Agosto de 2021: o início da crise

Tudo ia muito bem, até agosto de 2021 – momento que o Samuel Ponsoni definiu como “o início do bear market dos fundos de ações e multimercados”: de lá pra cá, foram 44 meses completos e em apenas 5 ou 6 meses nós vimos captação líquida positiva nestes fundos.

Os motivos para este bear market? Foram 5, na visão do Ponsoni:

1. A disparada da Selic: nossa taxa de juros, que começou 2021 em 2%, terminou aquele ano em 9,25%! Em junho de 2022, já estava acima de 13% e desde então nunca mais ficou abaixo de 10%. Só pra deixar claro: quanto mais alto o juro, menor a necessidade (ou disposição) do investidor em buscar estratégias mais arriscadas

2. Performance ruim dos fundos: coincidência ou não, estamos vendo uma das piores janelas de performance da indústria de fundos de ações e multimercados. Segundo levantamento feito pelo Samuel Ponsoni – e que é divulgado em sua página do LinkedIn -, 65% dos multimercados estão atrás do CDI no acumulado dos últimos 5 anos. A mesma coisa se vê no desempenho médio dos fundos de ações.

3. Novos produtos pra fazer concorrência: soma-se a isso a sopa de letrinhas de CRI, CRA, LCI e LCA, produtos que entregam uma rentabilidade garantida levemente acima de um benchmark (CDI ou IPCA) e são isentos de imposto de renda. Quem vai querer investir num fundo que cobra “2 com 20” e está entregando “CDI menos” se eu posso garantir um retorno em “CDI mais” e isento de IR? Difícil competir.

4. Desmanche de fundos exclusivos: aqui é um ponto mais técnico e específico, mas que de fato tirou muito dinheiro da indústria de fundos. Isso porque muitos endinheirados tinham veículos próprios, cujo grande benefício era não receber a mordida semestral do “come-cotas”. Com o fim deste benefício, houve um desmanche destes fundos e o dinheiro, ao invés de migrar para outros fundos de investimentos, parece ter ido para a sopa de letrinhas acima.

5. Excesso de novas gestoras: você não leu errado. Mesmo vivendo a maior crise da história da indústria de fundos, a Anbima nos mostra que nasceram mais gestoras do que fecharam nos últimos 3 anos.

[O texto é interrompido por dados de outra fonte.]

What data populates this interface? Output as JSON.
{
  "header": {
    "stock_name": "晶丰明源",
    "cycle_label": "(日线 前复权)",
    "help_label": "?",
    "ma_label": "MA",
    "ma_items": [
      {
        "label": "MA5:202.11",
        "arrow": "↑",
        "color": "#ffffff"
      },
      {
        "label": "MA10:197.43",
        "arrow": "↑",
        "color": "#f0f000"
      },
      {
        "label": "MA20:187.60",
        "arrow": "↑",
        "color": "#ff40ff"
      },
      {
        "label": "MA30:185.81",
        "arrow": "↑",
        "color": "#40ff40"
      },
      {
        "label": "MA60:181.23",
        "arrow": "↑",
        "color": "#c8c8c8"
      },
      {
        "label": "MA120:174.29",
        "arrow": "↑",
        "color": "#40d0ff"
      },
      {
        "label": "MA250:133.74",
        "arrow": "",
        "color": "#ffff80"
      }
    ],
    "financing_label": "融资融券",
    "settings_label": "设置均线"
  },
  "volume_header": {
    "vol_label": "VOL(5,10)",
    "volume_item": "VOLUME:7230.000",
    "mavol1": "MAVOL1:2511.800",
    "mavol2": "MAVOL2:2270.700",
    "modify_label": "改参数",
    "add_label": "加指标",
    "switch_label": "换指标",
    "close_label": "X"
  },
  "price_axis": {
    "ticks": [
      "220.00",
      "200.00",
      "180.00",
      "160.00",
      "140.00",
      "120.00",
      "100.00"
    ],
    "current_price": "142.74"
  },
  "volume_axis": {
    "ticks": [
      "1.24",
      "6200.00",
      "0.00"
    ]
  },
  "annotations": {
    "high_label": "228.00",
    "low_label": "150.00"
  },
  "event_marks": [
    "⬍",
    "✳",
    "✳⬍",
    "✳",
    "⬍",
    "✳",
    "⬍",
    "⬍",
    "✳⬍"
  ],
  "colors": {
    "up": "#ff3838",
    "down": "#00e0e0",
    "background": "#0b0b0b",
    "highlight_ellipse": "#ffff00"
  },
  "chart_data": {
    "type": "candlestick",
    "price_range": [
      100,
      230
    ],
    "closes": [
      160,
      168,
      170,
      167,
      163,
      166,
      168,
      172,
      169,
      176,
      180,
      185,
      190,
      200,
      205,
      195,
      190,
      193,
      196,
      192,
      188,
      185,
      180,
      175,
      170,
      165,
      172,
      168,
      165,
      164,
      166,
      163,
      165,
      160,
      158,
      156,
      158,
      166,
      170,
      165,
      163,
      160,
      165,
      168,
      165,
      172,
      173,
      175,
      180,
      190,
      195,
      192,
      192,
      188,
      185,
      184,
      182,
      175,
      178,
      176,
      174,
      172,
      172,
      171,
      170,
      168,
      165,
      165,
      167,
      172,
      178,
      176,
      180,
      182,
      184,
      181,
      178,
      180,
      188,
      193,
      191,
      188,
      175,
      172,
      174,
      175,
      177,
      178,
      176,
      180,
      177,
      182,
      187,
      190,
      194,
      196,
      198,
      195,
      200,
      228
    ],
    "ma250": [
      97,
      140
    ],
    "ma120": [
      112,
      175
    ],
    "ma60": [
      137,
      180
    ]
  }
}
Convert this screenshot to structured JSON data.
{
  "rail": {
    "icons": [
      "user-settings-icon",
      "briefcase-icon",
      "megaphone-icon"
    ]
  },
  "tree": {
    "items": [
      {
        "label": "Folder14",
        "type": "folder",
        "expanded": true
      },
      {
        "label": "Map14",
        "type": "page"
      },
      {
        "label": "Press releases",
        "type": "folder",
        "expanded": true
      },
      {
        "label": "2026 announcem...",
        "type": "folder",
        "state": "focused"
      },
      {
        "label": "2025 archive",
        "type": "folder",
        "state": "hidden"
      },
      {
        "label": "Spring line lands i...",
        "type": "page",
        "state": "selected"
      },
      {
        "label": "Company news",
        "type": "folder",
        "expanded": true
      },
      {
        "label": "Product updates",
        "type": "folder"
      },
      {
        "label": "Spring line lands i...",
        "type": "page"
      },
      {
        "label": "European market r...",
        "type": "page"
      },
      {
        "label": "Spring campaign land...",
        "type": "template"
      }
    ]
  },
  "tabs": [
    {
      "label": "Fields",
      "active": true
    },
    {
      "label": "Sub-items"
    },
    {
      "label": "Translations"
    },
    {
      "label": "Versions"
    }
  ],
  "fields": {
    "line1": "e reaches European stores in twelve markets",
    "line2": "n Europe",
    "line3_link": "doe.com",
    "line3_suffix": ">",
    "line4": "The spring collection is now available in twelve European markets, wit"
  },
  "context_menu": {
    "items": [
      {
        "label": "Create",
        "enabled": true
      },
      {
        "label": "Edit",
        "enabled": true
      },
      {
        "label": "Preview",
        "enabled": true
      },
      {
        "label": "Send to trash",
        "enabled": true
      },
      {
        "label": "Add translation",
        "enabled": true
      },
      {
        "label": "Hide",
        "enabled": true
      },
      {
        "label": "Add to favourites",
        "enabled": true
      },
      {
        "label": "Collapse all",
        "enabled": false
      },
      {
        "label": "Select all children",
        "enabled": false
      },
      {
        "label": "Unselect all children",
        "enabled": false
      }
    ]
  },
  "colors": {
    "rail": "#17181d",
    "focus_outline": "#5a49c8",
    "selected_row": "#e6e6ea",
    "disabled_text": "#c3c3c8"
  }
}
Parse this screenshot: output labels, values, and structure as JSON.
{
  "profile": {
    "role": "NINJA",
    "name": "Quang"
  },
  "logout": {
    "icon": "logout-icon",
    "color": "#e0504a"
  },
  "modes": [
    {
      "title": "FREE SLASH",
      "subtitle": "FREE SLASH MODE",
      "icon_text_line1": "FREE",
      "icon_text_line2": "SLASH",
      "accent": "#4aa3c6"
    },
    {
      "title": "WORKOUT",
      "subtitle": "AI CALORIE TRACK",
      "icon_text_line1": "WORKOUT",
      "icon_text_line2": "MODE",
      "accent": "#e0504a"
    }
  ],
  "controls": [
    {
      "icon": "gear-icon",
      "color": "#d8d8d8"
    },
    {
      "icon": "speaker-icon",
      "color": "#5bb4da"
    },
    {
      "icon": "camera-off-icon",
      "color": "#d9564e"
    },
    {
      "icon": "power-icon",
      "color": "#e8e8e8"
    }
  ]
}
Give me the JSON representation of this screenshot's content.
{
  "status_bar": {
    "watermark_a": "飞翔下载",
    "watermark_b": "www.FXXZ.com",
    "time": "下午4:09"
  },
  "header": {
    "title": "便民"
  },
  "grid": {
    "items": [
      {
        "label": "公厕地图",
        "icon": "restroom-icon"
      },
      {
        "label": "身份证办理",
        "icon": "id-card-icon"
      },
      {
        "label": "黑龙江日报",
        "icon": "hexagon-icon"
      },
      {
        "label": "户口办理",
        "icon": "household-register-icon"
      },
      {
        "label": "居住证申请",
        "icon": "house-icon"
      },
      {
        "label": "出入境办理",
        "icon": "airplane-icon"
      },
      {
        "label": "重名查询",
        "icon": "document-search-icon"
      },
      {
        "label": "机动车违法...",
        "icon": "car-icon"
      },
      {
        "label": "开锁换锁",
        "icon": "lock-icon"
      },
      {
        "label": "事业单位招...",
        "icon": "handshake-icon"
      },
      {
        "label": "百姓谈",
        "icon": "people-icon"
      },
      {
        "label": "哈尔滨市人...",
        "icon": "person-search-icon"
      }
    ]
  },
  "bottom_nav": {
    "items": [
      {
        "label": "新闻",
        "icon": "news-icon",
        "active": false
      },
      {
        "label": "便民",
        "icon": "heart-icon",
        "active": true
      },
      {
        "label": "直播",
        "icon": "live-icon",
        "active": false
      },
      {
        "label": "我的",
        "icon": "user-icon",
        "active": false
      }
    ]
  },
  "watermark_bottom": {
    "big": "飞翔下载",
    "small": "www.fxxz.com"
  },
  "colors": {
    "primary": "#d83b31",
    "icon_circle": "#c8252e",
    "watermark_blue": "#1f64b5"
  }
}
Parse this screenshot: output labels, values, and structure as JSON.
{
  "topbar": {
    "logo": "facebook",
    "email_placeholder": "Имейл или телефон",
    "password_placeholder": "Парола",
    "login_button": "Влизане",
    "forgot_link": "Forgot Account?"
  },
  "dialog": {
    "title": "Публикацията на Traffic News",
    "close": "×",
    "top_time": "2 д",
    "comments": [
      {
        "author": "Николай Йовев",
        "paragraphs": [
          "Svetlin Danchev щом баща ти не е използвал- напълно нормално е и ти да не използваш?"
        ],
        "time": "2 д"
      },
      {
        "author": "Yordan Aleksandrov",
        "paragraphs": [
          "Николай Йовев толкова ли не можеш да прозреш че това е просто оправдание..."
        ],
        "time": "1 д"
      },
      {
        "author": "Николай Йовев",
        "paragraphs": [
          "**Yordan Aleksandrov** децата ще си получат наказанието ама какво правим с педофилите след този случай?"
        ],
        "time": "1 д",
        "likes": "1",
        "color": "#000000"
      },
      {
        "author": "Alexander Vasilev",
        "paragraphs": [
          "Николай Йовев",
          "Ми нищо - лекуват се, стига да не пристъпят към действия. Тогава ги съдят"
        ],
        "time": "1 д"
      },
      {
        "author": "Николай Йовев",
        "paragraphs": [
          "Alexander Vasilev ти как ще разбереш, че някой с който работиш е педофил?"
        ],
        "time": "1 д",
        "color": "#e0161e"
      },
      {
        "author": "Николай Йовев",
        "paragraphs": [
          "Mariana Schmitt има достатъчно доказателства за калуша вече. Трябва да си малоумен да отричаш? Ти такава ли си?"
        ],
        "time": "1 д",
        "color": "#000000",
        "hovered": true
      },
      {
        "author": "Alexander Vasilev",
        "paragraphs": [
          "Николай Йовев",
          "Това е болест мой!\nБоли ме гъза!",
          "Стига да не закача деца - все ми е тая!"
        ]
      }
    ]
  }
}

A matemática financeira que tira o sono dos gestores

Para entender claramente as dificuldades de uma gestora sobreviver neste cenário, acompanhe esse exemplo:

  • Imagine uma gestora com 10 funcionários e com R$ 100 milhões sob gestão;
  • Se ela cobra 2% ao ano de taxa de administração de todo este montante, estamos falando de R$ 2 milhões de receita com isso. Esse valor é bruto;
  • Limpando esse número, sobra pra gestora uma receita líquida de 0,9% – ou R$ 900 mil;
  • Coloca agora custos de sistema, terminal Bloomberg, outras áreas non core, salários, aluguel do escritório chique na Faria Lima… no final, sobra muito pouco para pagar de “bônus” para aqueles 10 funcionários.

Apesar de todo “glamour” do mercado financeiro, a verdade é que um analista sem bônus ganha tão bem quanto um estagiário. Salários costumam ser baixos no mercado financeiro, para a compensação vir no bônus. 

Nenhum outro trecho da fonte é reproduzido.